If executed as planned, the district will recruit and hire a more diverse workforce, whom students can identify with, relate to and confide in. Eliminate systemic inequalities in curriculums and educational materials by providing their staff with professional development training and tailoring lessons so their students can see themselves within the curriculum. Build and foster strong relationships with their students, families and local communities, namely the Tulalip Tribes, City of Marysville and Snohomish County, to ensure they have input in major decisions and that their voice is heard and well-represented. Offer a safe and inclusive learning environment where the proper resources are readily available to their students. And hold staff, the school board and the yet-to-be-appointed superintendent accountable by closely monitoring the progress of the policy through annual reports, reviews and surveys – to name a few highlights from the newly established policy.  

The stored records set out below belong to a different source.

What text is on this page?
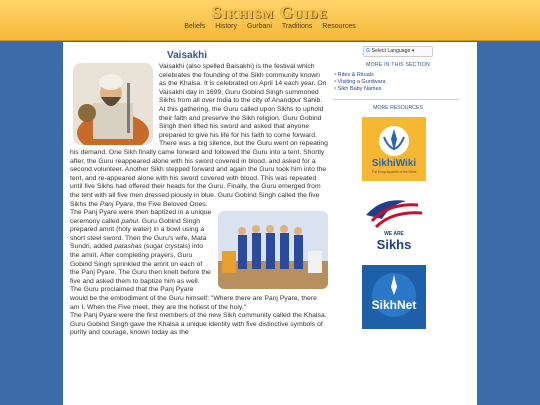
Sikhism Guide
Beliefs History Gurbani Traditions Resources
Vaisakhi

Vaisakhi (also spelled Baisakhi) is the festival which celebrates the founding of the Sikh community known as the Khalsa. It is celebrated on April 14 each year. On Vaisakhi day in 1699, Guru Gobind Singh summoned Sikhs from all over India to the city of Anandpur Sahib. At this gathering, the Guru called upon Sikhs to uphold their faith and preserve the Sikh religion. Guru Gobind Singh then lifted his sword and asked that anyone prepared to give his life for his faith to come forward. There was a big silence, but the Guru went on repeating his demand. One Sikh finally came forward and followed the Guru into a tent. Shortly after, the Guru reappeared alone with his sword covered in blood, and asked for a second volunteer. Another Sikh stepped forward and again the Guru took him into the tent, and re-appeared alone with his sword covered with blood. This was repeated until five Sikhs had offered their heads for the Guru. Finally, the Guru emerged from the tent with all five men dressed piously in blue. Guru Gobind Singh called the five Sikhs the Panj Pyare, the Five Beloved Ones.

The Panj Pyare were then baptized in a unique ceremony called pahul. Guru Gobind Singh prepared amrit (holy water) in a bowl using a short steel sword. Then the Guru's wife, Mata Sundri, added patashas (sugar crystals) into the amrit. After completing prayers, Guru Gobind Singh sprinkled the amrit on each of the Panj Pyare. The Guru then knelt before the five and asked them to baptize him as well. The Guru proclaimed that the Panj Pyare would be the embodiment of the Guru himself: "Where there are Panj Pyare, there am I. When the Five meet, they are the holiest of the holy."

The Panj Pyare were the first members of the new Sikh community called the Khalsa. Guru Gobind Singh gave the Khalsa a unique identity with five distinctive symbols of purity and courage, known today as the

G Select Language ▾
MORE IN THIS SECTION
◆ Rites & Rituals
◆ Visiting a Gurdwara
◆ Sikh Baby Names
MORE RESOURCES
SikhiWiki
The Encyclopaedia of the Sikhs
WE ARE
Sikhs
SikhNet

“The Marysville School District has never had an equity policy before and we have seen the painful effects on our kids and our community,” stated Liz Gobin, MSD teacher and Tulalip tribal spouse and parent. “Having a comprehensive equity policy holds everyone in the district accountable to ensure that our kids feel safe and that the biases that have existed in the larger community and educational systems will no longer be tolerated.  There have been many feel-good statements about equity over the years but having a formal policy adopted means that there is finally action happening. Along with this initial policy, the advisory teams are continuing to develop the action steps that go along with it, including things like professional development to educate staff, more diverse hiring practices, evaluating discipline data, and holding every person accountable to interrupt racism and biases as they occur.”

She continued, “This Equity policy was created for and belongs to each of our children. I want to encourage every family to use their voice to make sure we keep building on this policy and that we never go backward. As our school board changes and our superintendent search begins, it’s important to remember that what we demand as parents and as a community makes a difference. We need to pay close attention to what is happening and work together to make sure this policy stays at the forefront of all of the work happening in the district.” 

As Liz mentioned, MSD is currently undergoing several changes as the school board welcomes three new directors to the five-seat panel, two of whom have shown opposition to curriculum such as Critical Race Theory and have vocalized they would not support any curriculum that places value on any race, gender or national origin above another. That is why she is urging other parents to get involved as the new policy goes into effect, to ensure that the equity policy is implemented as planned and the needs of MSD students and families hailing from various backgrounds are met. And that their students are also afforded a safe and positive learning environment, as well as celebrated for their differences. 

Chelsea shared, “At QCT we have been working for many years to change the mindset of school, grounded in the traditional values of the Tulalip Tribes. We have been working to build our understanding of race and equity and the role each of us play in creating a learning environment that reflects the community we serve, that honors the beauty that each of our children bring into a very colonized space. MSD passing this policy grounds the much-needed work to heal our Tulalip/Marysville community.” 

Eneille added, “Our next steps will be to create an action plan that will put actions to the areas addressed in our policy. Everyone in our district and community have a part to play in the success of our policy and action plan. We all have to hold each other accountable and not expect one person or group to do all of the heavy lifting. If we work together, this policy and action plan can bring the change many have been waiting and hoping for.”